La Capelle 9 janvier 1871

Mon cher ami,

Ta lettre m'est arrivée après avoir fait un long détour comme fera la mienne. Je partage tes appréciations et tes espérances. Je crois que la race latine, et spécialement la France, conservera le premier rang parmi les nations. La Prusse est un instrument providentiel qui sera brisé quand il aura fait son œuvre. La France a seule le génie de l'apostolat et des œuvres et le dévouement aux nobles causes, et Dieu la conservera pour le bien de son Église.

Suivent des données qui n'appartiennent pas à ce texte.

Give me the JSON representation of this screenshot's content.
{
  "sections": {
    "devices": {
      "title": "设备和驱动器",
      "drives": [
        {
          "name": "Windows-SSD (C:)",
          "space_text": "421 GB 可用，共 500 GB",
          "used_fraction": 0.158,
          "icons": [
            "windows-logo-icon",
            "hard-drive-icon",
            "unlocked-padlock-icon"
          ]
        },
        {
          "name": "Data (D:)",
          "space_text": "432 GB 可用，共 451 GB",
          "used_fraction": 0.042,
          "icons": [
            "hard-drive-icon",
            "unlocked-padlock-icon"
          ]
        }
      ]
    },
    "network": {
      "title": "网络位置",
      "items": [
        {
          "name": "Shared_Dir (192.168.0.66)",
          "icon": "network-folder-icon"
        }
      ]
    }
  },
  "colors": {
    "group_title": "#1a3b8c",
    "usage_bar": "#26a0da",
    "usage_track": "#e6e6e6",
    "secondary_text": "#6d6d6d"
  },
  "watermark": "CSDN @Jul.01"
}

Cependant je suis effrayé, comme je te le disais, de voir dans notre pays peu de retours à la foi. Les grandes leçons de la Providence nous frappent peu parce que nous avons peu de foi. Les écrivains religieux du 17ème siècle nous disent que la peste de 1630 en France fit plus de conversions que cent années de sermon. Mais autant la foi a diminué depuis 1630, autant la guerre actuelle fera moins de conversions. À ce point de vue cependant, elle est un don de Dieu et cela doit nous consoler de ses rigueurs.

Je suis heureux que vous ayez été épargnés à Tours. Nous sommes ici dans une heureuse oasis. Les Prussiens sont à nos portes depuis quatre mois. Ils nous ont menacés vingt fois. Ils sont venus, il y a trois jours encore, à Vervins, à Guise, à Leschelle. Ils sont repartis vers Péronne. On nous les signalait avant-hier venant de Rocroy, qu'ils ont pris, vers Hirson, mais ils sont allés de là à Laon et ils nous ont encore laissés de côté. Nous espérons que cette protection de Dieu nous sera continuée.

N'es-tu pas affligé aussi de voir l'Italie en ce moment dirigée par des hommes si pervers, qui ne respectent ni traités, ni promesses, ni religion, ni liberté. Ils se perdent par leurs propres excès et leur règne ne sera pas long. Puissent-ils n'avoir pas le temps d'accomplir à Rome toutes les profanations qu'ils méditent.

Adieu, mon cher ami. J'ai mille compliments à te faire de la part des miens, qui sont, grâce à Dieu, tous bien portants.

Ton tout dévoué ami en N.S.

L. Dehon, pr.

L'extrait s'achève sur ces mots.